Ressources pour étudier la Bible – par où commencer ?

Il existe, de nos jours, plus de ressources pour l’étude de la Bible que jamais auparavant. Mais n’oubliez pas de d’abord consulter la Bible elle-même !

En matière d’études bibliques, la Bible est – à n’en pas douter – la meilleure ressource à consulter!

Cette dernière n’est pas seulement bonne à lire, mais aussi à étudier. On l’a décrite comme l’ouvrage le plus lu et le moins compris. Cela est dû, en partie, à ce qu’on ignore comment s’en servir et qu’on ne l’étudie pas soigneusement. Ne sous-estimez surtout pas son étude, car c’est seulement en l’étudiant qu’on peut mieux la comprendre.

Il existe plusieurs ressources :

  • Diverses versions
  • Des concordances
  • Une certaine connaissance des manuscrits du Nouveau Testament utilisés pour diverses traductions.

Les diverses versions de la Bible

Savez-vous quels sont les atouts et les faiblesses des versions de la Bible disponibles en français ? Certaines versions sont connues pour leur traduction au « mot-à-mot », une correspondance formelle et littérale, leurs auteurs étant désireux de traduire avec la plus grande précision possible chaque mot dans l’original. D’autres traductions sont connues pour mettre surtout l’accent sur les idées contenues dans le texte, l’équivalence dite dynamique ou fonctionnelle, attachant moins d’importance au sens individuel des mots.

Les versions françaises collant généralement davantage au texte original et traduisant davantage « à la lettre » comprennent :

  • la version Louis Segond et ses diverses révisions (1910, 1975, la Nouvelle Édition de Genève, la Nouvelle Bible Segond)
  • la version Synodald
  • la version Ostervald
  • la version Martin
  • la version Darby
  • la version d’André Chouraqui

L’Église de Dieu, Association Mondiale préfère utiliser les versions collant davantage au texte original. À cet effet, elle conseille à ses lecteurs de consulter plusieurs versions car, en faisant ainsi, ils peuvent davantage cerner l’intention originale du texte original hébreu ou grec. Notre expérience et nos recherches, au fil des années, nous font préférer les diverses éditions de Louis Segond.

Il existe, de nos jours, un certain nombre de versions qui ne collent pas de très près au texte mais traduisent « la pensée » de toute une phrase, selon eux, plutôt que de traduire les mots précisément. On appelle cette approche l’équivalence dynamique. Ces versions comprennent :

  • la Bible de Jérusalem
  • la TOB (Traduction œcuménique de la Bible)
  • la Bible en Français Courant,
  • la Parole de VIE (2000),
  • la Parole Vivante et
  • la Bible du Semeur.

Elles ne sont pas aussi fidèles au texte original et par conséquent aussi fiables. 

Les Bibles traduisant « la pensée » du texte se sont multipliées, ces dernières années, dans un souci de « simplifier » les Écritures.
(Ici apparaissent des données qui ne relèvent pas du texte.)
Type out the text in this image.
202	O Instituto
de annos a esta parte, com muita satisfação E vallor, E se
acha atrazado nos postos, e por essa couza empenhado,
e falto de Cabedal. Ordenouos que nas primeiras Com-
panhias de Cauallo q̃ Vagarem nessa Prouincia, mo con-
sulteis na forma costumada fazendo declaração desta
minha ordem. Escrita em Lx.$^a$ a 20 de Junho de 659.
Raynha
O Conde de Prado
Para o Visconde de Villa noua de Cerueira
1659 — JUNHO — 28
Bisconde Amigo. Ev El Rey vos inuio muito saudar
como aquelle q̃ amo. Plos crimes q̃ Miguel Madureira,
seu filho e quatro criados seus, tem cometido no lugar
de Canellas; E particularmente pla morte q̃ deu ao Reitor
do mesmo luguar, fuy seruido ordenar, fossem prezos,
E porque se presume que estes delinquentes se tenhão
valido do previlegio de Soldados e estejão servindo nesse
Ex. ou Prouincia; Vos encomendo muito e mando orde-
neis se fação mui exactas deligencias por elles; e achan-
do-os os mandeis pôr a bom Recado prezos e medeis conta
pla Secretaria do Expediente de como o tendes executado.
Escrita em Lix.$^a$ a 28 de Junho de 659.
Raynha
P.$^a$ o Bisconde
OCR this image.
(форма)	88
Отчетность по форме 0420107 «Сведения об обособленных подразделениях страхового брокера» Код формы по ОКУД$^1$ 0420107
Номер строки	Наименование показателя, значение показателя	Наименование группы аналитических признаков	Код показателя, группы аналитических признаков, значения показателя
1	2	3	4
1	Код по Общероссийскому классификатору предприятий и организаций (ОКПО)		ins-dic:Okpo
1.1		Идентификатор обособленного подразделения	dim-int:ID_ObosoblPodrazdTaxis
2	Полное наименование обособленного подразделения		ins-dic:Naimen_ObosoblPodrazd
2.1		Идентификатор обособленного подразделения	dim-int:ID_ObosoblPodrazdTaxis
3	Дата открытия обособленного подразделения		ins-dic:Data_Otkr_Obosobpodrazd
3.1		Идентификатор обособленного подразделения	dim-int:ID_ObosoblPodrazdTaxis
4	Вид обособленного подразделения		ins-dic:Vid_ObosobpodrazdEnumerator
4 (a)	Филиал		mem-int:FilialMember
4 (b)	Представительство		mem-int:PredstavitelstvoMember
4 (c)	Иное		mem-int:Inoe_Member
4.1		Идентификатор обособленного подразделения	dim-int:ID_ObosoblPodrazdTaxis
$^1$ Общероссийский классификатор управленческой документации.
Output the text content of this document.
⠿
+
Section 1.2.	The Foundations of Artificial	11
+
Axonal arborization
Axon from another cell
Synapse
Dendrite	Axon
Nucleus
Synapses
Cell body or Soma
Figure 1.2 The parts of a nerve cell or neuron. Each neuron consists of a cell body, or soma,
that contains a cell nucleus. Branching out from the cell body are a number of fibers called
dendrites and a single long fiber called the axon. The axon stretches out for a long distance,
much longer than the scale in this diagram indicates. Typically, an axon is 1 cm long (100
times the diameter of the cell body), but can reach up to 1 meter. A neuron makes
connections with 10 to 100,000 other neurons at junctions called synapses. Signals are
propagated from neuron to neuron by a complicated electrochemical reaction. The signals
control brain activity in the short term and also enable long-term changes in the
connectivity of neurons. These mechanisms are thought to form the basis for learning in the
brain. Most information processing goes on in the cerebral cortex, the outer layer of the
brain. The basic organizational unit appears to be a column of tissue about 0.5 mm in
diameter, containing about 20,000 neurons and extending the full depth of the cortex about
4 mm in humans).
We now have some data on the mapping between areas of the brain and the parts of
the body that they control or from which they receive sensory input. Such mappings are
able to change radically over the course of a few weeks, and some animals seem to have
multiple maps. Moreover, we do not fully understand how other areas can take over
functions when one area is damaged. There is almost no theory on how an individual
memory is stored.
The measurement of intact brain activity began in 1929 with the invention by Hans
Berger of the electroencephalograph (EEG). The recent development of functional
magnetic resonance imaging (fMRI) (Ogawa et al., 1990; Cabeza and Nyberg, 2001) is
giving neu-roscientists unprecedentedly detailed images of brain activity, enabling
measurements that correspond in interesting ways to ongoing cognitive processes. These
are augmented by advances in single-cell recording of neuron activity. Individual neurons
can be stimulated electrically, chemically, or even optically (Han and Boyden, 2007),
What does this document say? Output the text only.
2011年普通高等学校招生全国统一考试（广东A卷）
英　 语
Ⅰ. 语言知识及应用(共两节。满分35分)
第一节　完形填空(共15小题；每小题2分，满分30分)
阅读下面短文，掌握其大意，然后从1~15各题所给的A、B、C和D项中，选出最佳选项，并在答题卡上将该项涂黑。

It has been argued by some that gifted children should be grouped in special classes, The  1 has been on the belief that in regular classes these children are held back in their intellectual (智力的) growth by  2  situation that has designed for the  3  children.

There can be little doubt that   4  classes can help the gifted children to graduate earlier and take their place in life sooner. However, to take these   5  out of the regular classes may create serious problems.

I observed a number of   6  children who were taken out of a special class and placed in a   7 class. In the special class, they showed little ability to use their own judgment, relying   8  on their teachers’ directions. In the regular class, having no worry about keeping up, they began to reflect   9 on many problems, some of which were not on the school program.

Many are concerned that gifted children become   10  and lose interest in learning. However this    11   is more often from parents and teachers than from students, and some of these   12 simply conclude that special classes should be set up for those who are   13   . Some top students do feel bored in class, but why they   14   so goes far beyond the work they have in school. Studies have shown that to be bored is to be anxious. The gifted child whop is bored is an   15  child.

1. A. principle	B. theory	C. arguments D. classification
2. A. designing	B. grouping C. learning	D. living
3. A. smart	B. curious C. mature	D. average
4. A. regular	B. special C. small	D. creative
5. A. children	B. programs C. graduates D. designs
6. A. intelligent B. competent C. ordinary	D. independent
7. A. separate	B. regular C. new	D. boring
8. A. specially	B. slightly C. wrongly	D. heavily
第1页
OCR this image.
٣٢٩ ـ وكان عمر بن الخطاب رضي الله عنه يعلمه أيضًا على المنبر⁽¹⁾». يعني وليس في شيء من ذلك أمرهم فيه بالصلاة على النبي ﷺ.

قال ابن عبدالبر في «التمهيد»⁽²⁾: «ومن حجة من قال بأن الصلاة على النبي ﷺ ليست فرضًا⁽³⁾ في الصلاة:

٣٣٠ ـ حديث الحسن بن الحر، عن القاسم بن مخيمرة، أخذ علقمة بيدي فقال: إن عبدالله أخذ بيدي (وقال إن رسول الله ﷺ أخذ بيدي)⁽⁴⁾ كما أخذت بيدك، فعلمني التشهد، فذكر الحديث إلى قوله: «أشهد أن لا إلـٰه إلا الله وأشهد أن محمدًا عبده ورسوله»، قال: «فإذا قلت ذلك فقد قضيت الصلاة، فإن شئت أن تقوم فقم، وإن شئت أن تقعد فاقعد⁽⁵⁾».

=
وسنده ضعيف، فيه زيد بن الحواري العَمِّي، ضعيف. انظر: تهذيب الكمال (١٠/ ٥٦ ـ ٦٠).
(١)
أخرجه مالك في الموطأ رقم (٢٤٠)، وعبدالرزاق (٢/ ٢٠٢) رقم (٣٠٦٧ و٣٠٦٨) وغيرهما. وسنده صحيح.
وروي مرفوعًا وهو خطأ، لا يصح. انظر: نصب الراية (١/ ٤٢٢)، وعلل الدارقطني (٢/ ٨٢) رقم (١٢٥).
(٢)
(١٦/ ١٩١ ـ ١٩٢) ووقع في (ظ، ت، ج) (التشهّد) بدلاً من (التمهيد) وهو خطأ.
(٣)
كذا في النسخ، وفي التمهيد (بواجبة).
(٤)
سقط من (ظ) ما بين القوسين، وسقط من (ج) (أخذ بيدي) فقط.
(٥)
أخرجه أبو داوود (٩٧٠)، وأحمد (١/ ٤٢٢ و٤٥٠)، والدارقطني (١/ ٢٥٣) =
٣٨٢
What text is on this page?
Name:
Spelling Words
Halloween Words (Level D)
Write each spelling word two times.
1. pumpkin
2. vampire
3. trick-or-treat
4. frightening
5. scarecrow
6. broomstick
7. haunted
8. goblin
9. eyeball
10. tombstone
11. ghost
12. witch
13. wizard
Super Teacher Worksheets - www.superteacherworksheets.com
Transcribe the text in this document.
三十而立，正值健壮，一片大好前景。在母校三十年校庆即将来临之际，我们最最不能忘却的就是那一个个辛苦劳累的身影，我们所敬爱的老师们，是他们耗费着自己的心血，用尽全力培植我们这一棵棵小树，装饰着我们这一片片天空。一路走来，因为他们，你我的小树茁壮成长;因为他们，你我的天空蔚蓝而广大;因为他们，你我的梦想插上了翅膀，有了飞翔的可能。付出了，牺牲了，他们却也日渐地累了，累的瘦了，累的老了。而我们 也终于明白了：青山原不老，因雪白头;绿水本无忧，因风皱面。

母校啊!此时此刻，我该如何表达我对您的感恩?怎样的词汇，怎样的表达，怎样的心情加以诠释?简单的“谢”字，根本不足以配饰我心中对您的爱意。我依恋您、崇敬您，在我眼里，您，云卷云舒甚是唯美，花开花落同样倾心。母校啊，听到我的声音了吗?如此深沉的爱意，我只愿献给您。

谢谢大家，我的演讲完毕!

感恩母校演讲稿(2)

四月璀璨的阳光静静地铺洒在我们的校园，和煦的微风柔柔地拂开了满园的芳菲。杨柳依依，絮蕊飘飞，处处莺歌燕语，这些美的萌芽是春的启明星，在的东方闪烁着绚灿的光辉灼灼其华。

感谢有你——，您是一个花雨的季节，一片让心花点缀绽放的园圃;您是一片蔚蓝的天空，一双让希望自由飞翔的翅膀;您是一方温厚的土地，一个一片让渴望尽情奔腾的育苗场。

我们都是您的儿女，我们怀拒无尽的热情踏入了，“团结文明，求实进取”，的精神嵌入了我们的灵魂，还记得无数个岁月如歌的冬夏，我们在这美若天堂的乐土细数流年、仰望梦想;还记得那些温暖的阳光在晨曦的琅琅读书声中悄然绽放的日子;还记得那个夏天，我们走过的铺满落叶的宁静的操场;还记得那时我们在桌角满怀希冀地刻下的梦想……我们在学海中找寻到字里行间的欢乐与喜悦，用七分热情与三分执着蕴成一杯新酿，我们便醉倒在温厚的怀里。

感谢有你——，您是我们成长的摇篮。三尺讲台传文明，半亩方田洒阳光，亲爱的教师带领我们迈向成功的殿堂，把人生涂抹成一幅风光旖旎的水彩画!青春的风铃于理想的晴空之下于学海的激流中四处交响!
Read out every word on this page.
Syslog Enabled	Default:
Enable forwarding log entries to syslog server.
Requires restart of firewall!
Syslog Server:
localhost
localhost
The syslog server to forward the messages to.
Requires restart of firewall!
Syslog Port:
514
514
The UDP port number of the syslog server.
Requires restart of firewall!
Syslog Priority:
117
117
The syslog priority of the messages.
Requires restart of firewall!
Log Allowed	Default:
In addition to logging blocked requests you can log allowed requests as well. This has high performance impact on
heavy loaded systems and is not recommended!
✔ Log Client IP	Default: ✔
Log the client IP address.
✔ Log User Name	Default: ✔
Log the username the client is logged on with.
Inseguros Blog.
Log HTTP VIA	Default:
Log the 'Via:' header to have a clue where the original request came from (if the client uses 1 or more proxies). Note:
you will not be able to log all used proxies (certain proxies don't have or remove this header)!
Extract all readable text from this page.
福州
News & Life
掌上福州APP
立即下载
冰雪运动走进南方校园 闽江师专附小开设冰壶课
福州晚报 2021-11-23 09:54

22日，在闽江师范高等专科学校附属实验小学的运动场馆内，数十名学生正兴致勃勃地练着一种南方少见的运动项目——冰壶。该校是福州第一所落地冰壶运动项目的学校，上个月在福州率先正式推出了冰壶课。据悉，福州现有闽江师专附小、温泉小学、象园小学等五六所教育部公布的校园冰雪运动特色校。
Or, quand une idée, dans un passage donné, est mal comprise des traducteurs, ces derniers ont tendance à fournir aux lecteurs leurs propres interprétations, déformant dans certains cas le sens de la Bible. Il est donc préférable de consulter une version parfois moins agréable à lire et d’un style moins attrayant, mais plus fidèle à l’original.

Les concordances bibliques

Si vous désirez savoir où, et combien de fois, dans la Bible, un mot est utilisé, une concordance des Saintes Écritures, comme celle d’après les versions Segond et Synodale, s’avère très utile. En fait, après la Bible, c’est probablement l’outil le plus utile dans l’étude des Écritures.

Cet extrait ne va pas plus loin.